We hosted a BBQ last night for about 20 people...man it is always so hectic preparing for any event, especially since I am a perfectionist when it comes to party planning, decorating, and the menu (I cooked all the food). I cooked and cleaned all day but everything turned out great! Everyone loved the food (and grilled avocado, tomato, and red onion salad was a HUGE hit!!) and had a great time. 3 different people asked me last night if I was pregnant, or when we were going to have a baby, or if we were trying. I hate when people ask because I have to keep a normal happy Lisa face and flat out LIE. "Oh yeah, were trying no biggie when it happens it happens" or "Yeah were going to have another one..very nonchalantly" I hate having to lie, and it is quite hard for me to act all normal because this has been a VERY emotionally hard week for me. Every time someone asks me those dreaded questions my stomach sinks....if they only knew. Now I am getting to a point that when we are around a large group or family I am just praying that no one asks.
When everyone left I told my DH and he was surprised that so many people asked me..and he asked if I was okay. I told him that I hate having to lie, but I understand that this is very personal and I don't want everyone knowing all of our issues.
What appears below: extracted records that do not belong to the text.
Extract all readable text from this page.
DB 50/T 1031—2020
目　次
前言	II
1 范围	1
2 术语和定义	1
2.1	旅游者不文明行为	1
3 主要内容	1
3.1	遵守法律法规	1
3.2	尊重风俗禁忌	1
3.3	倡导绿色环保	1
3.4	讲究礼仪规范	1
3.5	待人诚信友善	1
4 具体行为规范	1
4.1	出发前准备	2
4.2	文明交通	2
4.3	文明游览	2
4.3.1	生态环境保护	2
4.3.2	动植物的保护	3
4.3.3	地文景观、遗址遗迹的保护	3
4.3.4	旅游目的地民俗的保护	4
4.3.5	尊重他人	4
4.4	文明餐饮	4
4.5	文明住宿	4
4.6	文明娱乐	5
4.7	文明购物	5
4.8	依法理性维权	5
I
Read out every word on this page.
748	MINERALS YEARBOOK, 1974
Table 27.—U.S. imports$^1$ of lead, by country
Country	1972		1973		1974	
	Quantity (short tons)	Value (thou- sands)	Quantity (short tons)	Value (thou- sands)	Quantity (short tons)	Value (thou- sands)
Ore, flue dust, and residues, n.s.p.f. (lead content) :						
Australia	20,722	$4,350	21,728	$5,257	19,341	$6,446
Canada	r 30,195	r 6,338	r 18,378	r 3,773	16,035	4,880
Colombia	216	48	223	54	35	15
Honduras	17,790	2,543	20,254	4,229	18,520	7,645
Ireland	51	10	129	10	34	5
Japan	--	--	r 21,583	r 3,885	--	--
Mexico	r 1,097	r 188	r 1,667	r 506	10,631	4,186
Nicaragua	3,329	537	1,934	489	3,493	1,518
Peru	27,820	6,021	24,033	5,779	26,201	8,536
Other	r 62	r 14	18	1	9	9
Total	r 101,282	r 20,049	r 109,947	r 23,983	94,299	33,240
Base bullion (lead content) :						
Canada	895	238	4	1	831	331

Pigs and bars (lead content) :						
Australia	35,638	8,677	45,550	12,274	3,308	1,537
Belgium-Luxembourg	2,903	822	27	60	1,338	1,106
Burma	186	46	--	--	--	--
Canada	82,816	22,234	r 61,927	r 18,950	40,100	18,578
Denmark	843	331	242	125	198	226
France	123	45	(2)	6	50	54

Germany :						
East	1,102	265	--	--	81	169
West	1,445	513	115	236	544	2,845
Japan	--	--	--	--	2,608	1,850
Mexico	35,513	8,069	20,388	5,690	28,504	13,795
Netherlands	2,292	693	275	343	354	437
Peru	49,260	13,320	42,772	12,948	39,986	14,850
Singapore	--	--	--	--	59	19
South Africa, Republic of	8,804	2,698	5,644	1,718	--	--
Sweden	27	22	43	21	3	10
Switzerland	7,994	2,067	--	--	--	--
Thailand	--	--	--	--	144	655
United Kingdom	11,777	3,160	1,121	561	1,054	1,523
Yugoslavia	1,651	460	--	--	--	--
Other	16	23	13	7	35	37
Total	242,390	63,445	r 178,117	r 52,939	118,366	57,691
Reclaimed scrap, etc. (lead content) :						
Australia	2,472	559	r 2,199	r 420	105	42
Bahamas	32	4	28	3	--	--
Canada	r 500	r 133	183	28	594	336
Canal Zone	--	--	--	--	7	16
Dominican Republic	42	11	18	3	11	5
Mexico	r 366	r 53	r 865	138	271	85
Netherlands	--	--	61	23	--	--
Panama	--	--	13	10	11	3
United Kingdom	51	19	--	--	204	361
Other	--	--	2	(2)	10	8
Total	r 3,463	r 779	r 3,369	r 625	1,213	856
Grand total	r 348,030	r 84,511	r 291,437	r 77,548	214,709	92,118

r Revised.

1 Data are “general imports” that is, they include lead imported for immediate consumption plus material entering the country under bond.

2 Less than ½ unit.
He said next time someone asks to just tell them that we are trying but we are having some problems. I agree, but you know when I tell someone that they are going to ask "What kind of problems?" and then what the hell am I gonna say? Its like opening a can of worms....infertile worms.
But last night turned out wonderful!! All the kids (there were about 10 here) had a blast and enjoyed the fireworks, of course Kaylee loved having other children around to play with....now if I had only remembered to take pics. Shoot!
My Body: The Lemon I Live In
5 years ago
1 comment:
What?! No Pics? Bummer!
I am glad it turned out great! But I am sure it's hard to deal with that question. I have to say I probably would lie about it too. I think that as you start getting some more definate answers and a plan... it may make it easier for you to talk about. I don't blame you. You shouldn't have to tell anyone if you don't want to.